Heinz-Christian Strache, pictured, visited the Yad Vashem Holocaust memorial in Jerusalem on Tuesday. Photo: Christian Jansky.

Heinz-Christian Strache, pictured, visited the Yad Vashem Holocaust memorial in Jerusalem on Tuesday. Photo: Christian Jansky.

JNS.org – The leader of the Austrian far-right Freedom Party, Heinz-Christian Strache, visited the Yad Vashem Holocaust memorial in Jerusalem on Tuesday as part of a trip to Israel organized by the Knesset’s Likud party.

Strache, 46, laid a wreath under the engraved names of Austrian towns from which Jews were expelled during the Holocaust, and said that antisemitism has no place in his party. Strache also said that Israel and his party share a common battle against radical Islam.

Strache himself has been accused of antisemitism in the past, particularly when he posted a cartoon on Facebook in 2012 depicting a fat banker with a hooked nose and six-pointed star buttons on his sleeve, gorging himself at the expense of a thin man representing “the people.” At the time, Austrian President Heinz Fischer called the cartoon “the low point of political culture, which deserves to be universally and roundly condemned.”

But Strache has denied being antisemitic, and his party has been trying to distance itself from its antisemitic roots.
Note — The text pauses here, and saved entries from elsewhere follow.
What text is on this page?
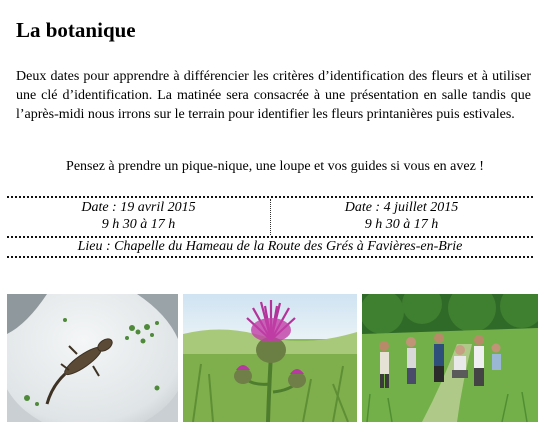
La botanique

Deux dates pour apprendre à différencier les critères d’identification des fleurs et à utiliser une clé d’identification. La matinée sera consacrée à une présentation en salle tandis que l’après-midi nous irrons sur le terrain pour identifier les fleurs printanières puis estivales.

Pensez à prendre un pique-nique, une loupe et vos guides si vous en avez !
Date : 19 avril 2015
9 h 30 à 17 h
Date : 4 juillet 2015
9 h 30 à 17 h
Lieu : Chapelle du Hameau de la Route des Grés à Favières-en-Brie
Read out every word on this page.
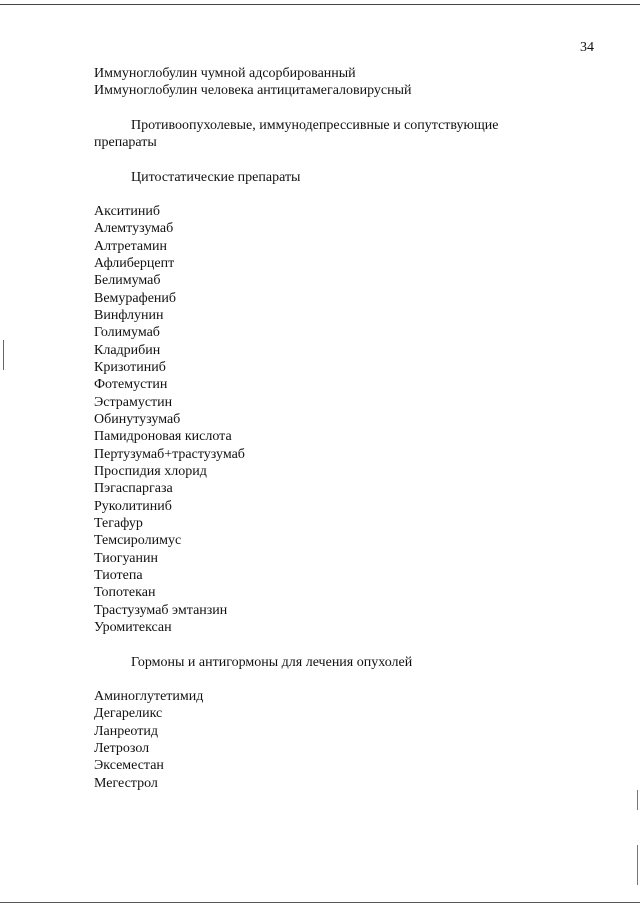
34
Иммуноглобулин чумной адсорбированный
Иммуноглобулин человека антицитамегаловирусный
Противоопухолевые, иммунодепрессивные и сопутствующие
препараты
Цитостатические препараты
Акситиниб
Алемтузумаб
Алтретамин
Афлиберцепт
Белимумаб
Вемурафениб
Винфлунин
Голимумаб
Кладрибин
Кризотиниб
Фотемустин
Эстрамустин
Обинутузумаб
Памидроновая кислота
Пертузумаб+трастузумаб
Проспидия хлорид
Пэгаспаргаза
Руколитиниб
Тегафур
Темсиролимус
Тиогуанин
Тиотепа
Топотекан
Трастузумаб эмтанзин
Уромитексан
Гормоны и антигормоны для лечения опухолей
Аминоглутетимид
Дегареликс
Ланреотид
Летрозол
Эксеместан
Мегестрол
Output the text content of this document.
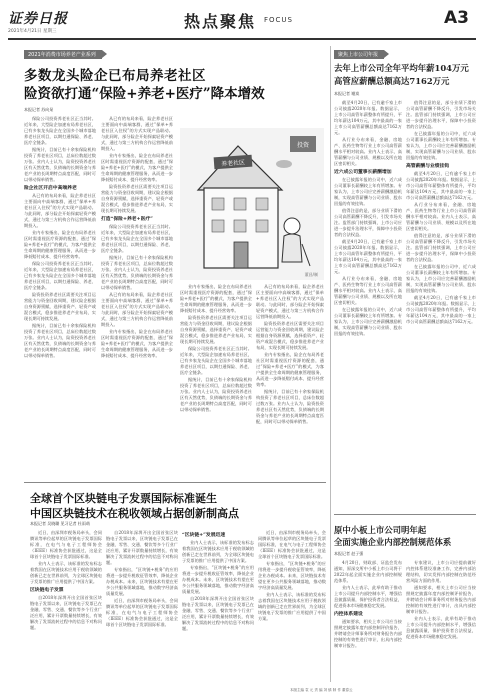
证券日报
2021年4月21日 星期三
热点聚焦 FOCUS	A3
2021年消费市场养老产业系列
多数龙头险企已布局养老社区
险资欲打通“保险+养老+医疗”降本增效
本报记者 苏向杲

保险公司投资养老社区正当其时。近年来，大型险企加速布局养老社区，已有多家龙头险企在全国多个城市落地养老社区项目，以期打通保险、养老、医疗全链条。

据统计，目前已有十余家保险机构投资了养老社区项目，总床位数超过数万张。业内人士认为，险资投资养老社区有天然优势，负债端的长期资金与养老产业的长周期特点高度匹配，同时可以带动保单销售。

险企社区开启中高端养老

从已有的布局来看，险企养老社区主要面向中高端客群，通过“保单+养老社区入住权”的方式实现产品联动。与此同时，部分险企开始探索轻资产模式，通过与第三方机构合作运营降低前期投入。

业内专家指出，险企在布局养老社区时需重视医疗资源的配套，通过“保险+养老+医疗”的模式，为客户提供全生命周期的健康管理服务，从而进一步降低赔付成本、提升经营效率。

保险公司投资养老社区正当其时。近年来，大型险企加速布局养老社区，已有多家龙头险企在全国多个城市落地养老社区项目，以期打通保险、养老、医疗全链条。

险资投资养老社区需要关注项目运营能力与资金回收周期，建议险企根据自身资源禀赋，选择重资产、轻资产或混合模式，稳步推进养老产业布局，实现长期可持续发展。

据统计，目前已有十余家保险机构投资了养老社区项目，总床位数超过数万张。业内人士认为，险资投资养老社区有天然优势，负债端的长期资金与养老产业的长周期特点高度匹配，同时可以带动保单销售。

从已有的布局来看，险企养老社区主要面向中高端客群，通过“保单+养老社区入住权”的方式实现产品联动。与此同时，部分险企开始探索轻资产模式，通过与第三方机构合作运营降低前期投入。

业内专家指出，险企在布局养老社区时需重视医疗资源的配套，通过“保险+养老+医疗”的模式，为客户提供全生命周期的健康管理服务，从而进一步降低赔付成本、提升经营效率。

险资投资养老社区需要关注项目运营能力与资金回收周期，建议险企根据自身资源禀赋，选择重资产、轻资产或混合模式，稳步推进养老产业布局，实现长期可持续发展。

打造“保险+养老+医疗”

保险公司投资养老社区正当其时。近年来，大型险企加速布局养老社区，已有多家龙头险企在全国多个城市落地养老社区项目，以期打通保险、养老、医疗全链条。

据统计，目前已有十余家保险机构投资了养老社区项目，总床位数超过数万张。业内人士认为，险资投资养老社区有天然优势，负债端的长期资金与养老产业的长周期特点高度匹配，同时可以带动保单销售。

从已有的布局来看，险企养老社区主要面向中高端客群，通过“保单+养老社区入住权”的方式实现产品联动。与此同时，部分险企开始探索轻资产模式，通过与第三方机构合作运营降低前期投入。

业内专家指出，险企在布局养老社区时需重视医疗资源的配套，通过“保险+养老+医疗”的模式，为客户提供全生命周期的健康管理服务，从而进一步降低赔付成本、提升经营效率。

投资
养老社区
董昌/制

业内专家指出，险企在布局养老社区时需重视医疗资源的配套，通过“保险+养老+医疗”的模式，为客户提供全生命周期的健康管理服务，从而进一步降低赔付成本、提升经营效率。

险资投资养老社区需要关注项目运营能力与资金回收周期，建议险企根据自身资源禀赋，选择重资产、轻资产或混合模式，稳步推进养老产业布局，实现长期可持续发展。

保险公司投资养老社区正当其时。近年来，大型险企加速布局养老社区，已有多家龙头险企在全国多个城市落地养老社区项目，以期打通保险、养老、医疗全链条。

据统计，目前已有十余家保险机构投资了养老社区项目，总床位数超过数万张。业内人士认为，险资投资养老社区有天然优势，负债端的长期资金与养老产业的长周期特点高度匹配，同时可以带动保单销售。

从已有的布局来看，险企养老社区主要面向中高端客群，通过“保单+养老社区入住权”的方式实现产品联动。与此同时，部分险企开始探索轻资产模式，通过与第三方机构合作运营降低前期投入。

险资投资养老社区需要关注项目运营能力与资金回收周期，建议险企根据自身资源禀赋，选择重资产、轻资产或混合模式，稳步推进养老产业布局，实现长期可持续发展。

业内专家指出，险企在布局养老社区时需重视医疗资源的配套，通过“保险+养老+医疗”的模式，为客户提供全生命周期的健康管理服务，从而进一步降低赔付成本、提升经营效率。

据统计，目前已有十余家保险机构投资了养老社区项目，总床位数超过数万张。业内人士认为，险资投资养老社区有天然优势，负债端的长期资金与养老产业的长周期特点高度匹配，同时可以带动保单销售。

聚焦上市公司年报
去年上市公司全年平均年薪104万元
高管应薪酬总额高达7162万元
本报记者 谢岚

截至4月20日，已有逾千家上市公司披露2020年年报。数据显示，上市公司高管年薪整体有所提升，平均年薪达104万元，其中最高的一家上市公司高管薪酬总额高达7162万元。

从行业分布来看，金融、房地产、医药生物等行业上市公司高管薪酬水平相对较高。业内人士表示，高管薪酬与公司业绩、规模以及所在地区密切相关。

近六成公司董事长薪酬增加

在已披露年报的公司中，近六成公司董事长薪酬较上年有所增加。专家认为，上市公司应完善薪酬激励机制，实现高管薪酬与公司业绩、股东回报的有效挂钩。

值得注意的是，部分业绩下滑的公司高管薪酬不降反升，引发市场关注。监管部门持续强调，上市公司应进一步提升治理水平，保障中小投资者的合法权益。

截至4月20日，已有逾千家上市公司披露2020年年报。数据显示，上市公司高管年薪整体有所提升，平均年薪达104万元，其中最高的一家上市公司高管薪酬总额高达7162万元。

从行业分布来看，金融、房地产、医药生物等行业上市公司高管薪酬水平相对较高。业内人士表示，高管薪酬与公司业绩、规模以及所在地区密切相关。

在已披露年报的公司中，近六成公司董事长薪酬较上年有所增加。专家认为，上市公司应完善薪酬激励机制，实现高管薪酬与公司业绩、股东回报的有效挂钩。

值得注意的是，部分业绩下滑的公司高管薪酬不降反升，引发市场关注。监管部门持续强调，上市公司应进一步提升治理水平，保障中小投资者的合法权益。

在已披露年报的公司中，近六成公司董事长薪酬较上年有所增加。专家认为，上市公司应完善薪酬激励机制，实现高管薪酬与公司业绩、股东回报的有效挂钩。

高管薪酬与业绩挂钩

截至4月20日，已有逾千家上市公司披露2020年年报。数据显示，上市公司高管年薪整体有所提升，平均年薪达104万元，其中最高的一家上市公司高管薪酬总额高达7162万元。

从行业分布来看，金融、房地产、医药生物等行业上市公司高管薪酬水平相对较高。业内人士表示，高管薪酬与公司业绩、规模以及所在地区密切相关。

值得注意的是，部分业绩下滑的公司高管薪酬不降反升，引发市场关注。监管部门持续强调，上市公司应进一步提升治理水平，保障中小投资者的合法权益。

在已披露年报的公司中，近六成公司董事长薪酬较上年有所增加。专家认为，上市公司应完善薪酬激励机制，实现高管薪酬与公司业绩、股东回报的有效挂钩。

截至4月20日，已有逾千家上市公司披露2020年年报。数据显示，上市公司高管年薪整体有所提升，平均年薪达104万元，其中最高的一家上市公司高管薪酬总额高达7162万元。

全球首个区块链电子发票国际标准诞生
中国区块链技术在税收领域占据创新制高点
本报记者 吴晓璐 见习记者 杜雨萌

近日，由深圳市税务局牵头，会同腾讯等单位起草的区块链电子发票国际标准，在电气与电子工程师协会（IEEE）标准协会获批通过，这是全球首个区块链电子发票国际标准。

业内人士表示，该标准的发布标志着我国在区块链技术应用于税收领域的创新已走在世界前列，为全球区块链电子发票的推广应用提供了中国方案。

区块链电子发票

自2018年深圳开出全国首张区块链电子发票以来，区块链电子发票已在金融、零售、交通、餐饮等多个行业广泛应用，累计开票数量持续增长，有效解决了发票流转过程中的信息不对称问题。

自2018年深圳开出全国首张区块链电子发票以来，区块链电子发票已在金融、零售、交通、餐饮等多个行业广泛应用，累计开票数量持续增长，有效解决了发票流转过程中的信息不对称问题。

专家指出，“区块链+税务”的应用将进一步提升税收征管效率，降低企业办税成本。未来，区块链技术有望在更多公共服务领域落地，推动数字经济高质量发展。

近日，由深圳市税务局牵头，会同腾讯等单位起草的区块链电子发票国际标准，在电气与电子工程师协会（IEEE）标准协会获批通过，这是全球首个区块链电子发票国际标准。

“区块链+”发展迅速

业内人士表示，该标准的发布标志着我国在区块链技术应用于税收领域的创新已走在世界前列，为全球区块链电子发票的推广应用提供了中国方案。

专家指出，“区块链+税务”的应用将进一步提升税收征管效率，降低企业办税成本。未来，区块链技术有望在更多公共服务领域落地，推动数字经济高质量发展。

自2018年深圳开出全国首张区块链电子发票以来，区块链电子发票已在金融、零售、交通、餐饮等多个行业广泛应用，累计开票数量持续增长，有效解决了发票流转过程中的信息不对称问题。

近日，由深圳市税务局牵头，会同腾讯等单位起草的区块链电子发票国际标准，在电气与电子工程师协会（IEEE）标准协会获批通过，这是全球首个区块链电子发票国际标准。

专家指出，“区块链+税务”的应用将进一步提升税收征管效率，降低企业办税成本。未来，区块链技术有望在更多公共服务领域落地，推动数字经济高质量发展。

业内人士表示，该标准的发布标志着我国在区块链技术应用于税收领域的创新已走在世界前列，为全球区块链电子发票的推广应用提供了中国方案。

原中小板上市公司明年起
全面实施企业内部控制规范体系
本报记者 赵子强

4月20日，财政部、证监会发布通知，原深交所中小板上市公司将于2022年起全面实施企业内部控制规范体系。

业内人士表示，此举有助于推动上市公司提升内部控制水平，增强信息披露质量，保护投资者合法权益，促进资本市场健康稳定发展。

内控体系建设

通知要求，相关上市公司应当按照规定披露年度内部控制评价报告，并聘请会计师事务所对财务报告内部控制的有效性进行审计，出具内部控制审计报告。

专家建议，上市公司应提前做好内控体系建设准备工作，完善内部治理结构，切实发挥内部控制在防范经营风险方面的作用。

通知要求，相关上市公司应当按照规定披露年度内部控制评价报告，并聘请会计师事务所对财务报告内部控制的有效性进行审计，出具内部控制审计报告。

业内人士表示，此举有助于推动上市公司提升内部控制水平，增强信息披露质量，保护投资者合法权益，促进资本市场健康稳定发展。

本版主编 袁 元 责 编 刘 慎 制 作 董春云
Last year, the party expelled a member of its parliamentary group for antisemitic comments.

“For us, it’s important to act against antisemitism and also against Islamism and terrorism and to discuss the issues we have in common,” Strache told Reuters. “Antisemitism often emerges anew from Islamism and from the left.”

The Israeli Foreign Ministry and the Austrian embassy in Tel Aviv both said they were not involved in organizing Strache’s visit. Strache, whose party won 20 percent of the vote in the 2013 Austrian election, was invited to visit Israel in January by Likud’s head of information and external communications, Eli Hazan, and the president of the Likud’s internal court, former Knesset member Michael Kleiner.

Strache’s visit to Israel, however, was not entirely warmly received in the Jewish state. On an official level, Israel boycotts the Freedom Party and prohibits government officials from meeting with its representatives. Former Israeli president Shimon Peres reportedly declined to meet with Strache at the recommendation of Israel’s Foreign Ministry. The ministry conveyed that Strache “is unworthy of meeting Peres, and we informed [Strache’s office] of our refusal to meet,” said a source in Peres’s bureau, Haaretz reported.